Fig. 1-2: The December 1-6, 2024, U.S. temperature anomalies and an early December streak of stratospheric warming across the East U.S.
As calendar-winter approaches, the stratosphere across North America is cold and supportive of warm surface temperatures. However, as noted last week, a significant stratospheric warming (SW) event is evolving across Eurasia as indicated by the ECM in the 11-15-day period (Fig. 3). Surprisingly, operational models are not indicating arctic air mass development beneath the SW episode through 15 days. An emerging negative phase of the arctic oscillation (-AO), representative of high latitude high pressure blocking and a split of the polar vortex toward middle latitudes and caused by SW episodes is very uncertain in 2 weeks based on the latest forecast from NOAA/CPC (Fig. 4).
Fig. 3-4: In the 11-15-day period, stratospheric warming is immense over Eurasia. NOAA/CPC indicates a wide variety of forecast solutions of the arctic oscillation in 14 days. -AO is required to present a cold weather risk.

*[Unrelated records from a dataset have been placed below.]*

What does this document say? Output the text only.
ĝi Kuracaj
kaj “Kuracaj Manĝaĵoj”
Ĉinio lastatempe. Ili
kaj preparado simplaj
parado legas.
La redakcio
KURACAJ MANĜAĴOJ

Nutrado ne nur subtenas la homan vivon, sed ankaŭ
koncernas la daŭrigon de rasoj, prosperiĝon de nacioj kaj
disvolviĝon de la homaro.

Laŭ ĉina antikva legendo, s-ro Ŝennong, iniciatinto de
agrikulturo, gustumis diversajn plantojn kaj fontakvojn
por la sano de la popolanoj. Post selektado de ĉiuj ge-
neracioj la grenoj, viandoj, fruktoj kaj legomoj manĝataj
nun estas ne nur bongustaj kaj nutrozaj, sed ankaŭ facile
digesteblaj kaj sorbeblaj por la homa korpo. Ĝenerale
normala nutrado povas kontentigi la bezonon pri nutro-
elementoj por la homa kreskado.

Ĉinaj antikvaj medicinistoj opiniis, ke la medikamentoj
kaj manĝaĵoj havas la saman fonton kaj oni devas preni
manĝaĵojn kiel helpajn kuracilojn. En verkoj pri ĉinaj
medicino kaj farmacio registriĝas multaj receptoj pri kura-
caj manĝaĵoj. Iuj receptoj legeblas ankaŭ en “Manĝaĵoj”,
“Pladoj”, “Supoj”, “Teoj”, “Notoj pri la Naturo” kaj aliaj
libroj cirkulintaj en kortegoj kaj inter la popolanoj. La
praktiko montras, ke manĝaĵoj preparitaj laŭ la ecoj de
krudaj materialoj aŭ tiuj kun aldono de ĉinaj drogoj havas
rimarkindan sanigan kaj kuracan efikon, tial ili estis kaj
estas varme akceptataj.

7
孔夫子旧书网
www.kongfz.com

So! The U.S. shifts warmer this week and the warmth may last for a while. ECM continues to indicate a “polar vortex” pattern for the week of Jan. 6-13 (Fig. 5) which may be caused by the downstream effects of the late December SW episode. The PV pattern may also be related to steadily deepening snow over Canada. The deepening snow cover may be causal to a new potential issue in the 11-15-day period forecast by AI models where extreme cold develops across Canada and is leaning toward the Northeast U.S. (Fig. 6).
Fig. 5-6: The ECMWF week-5 upper air forecast across North America and the 11-15-day AI version of the ECM ENS temperature anomaly forecast across North America.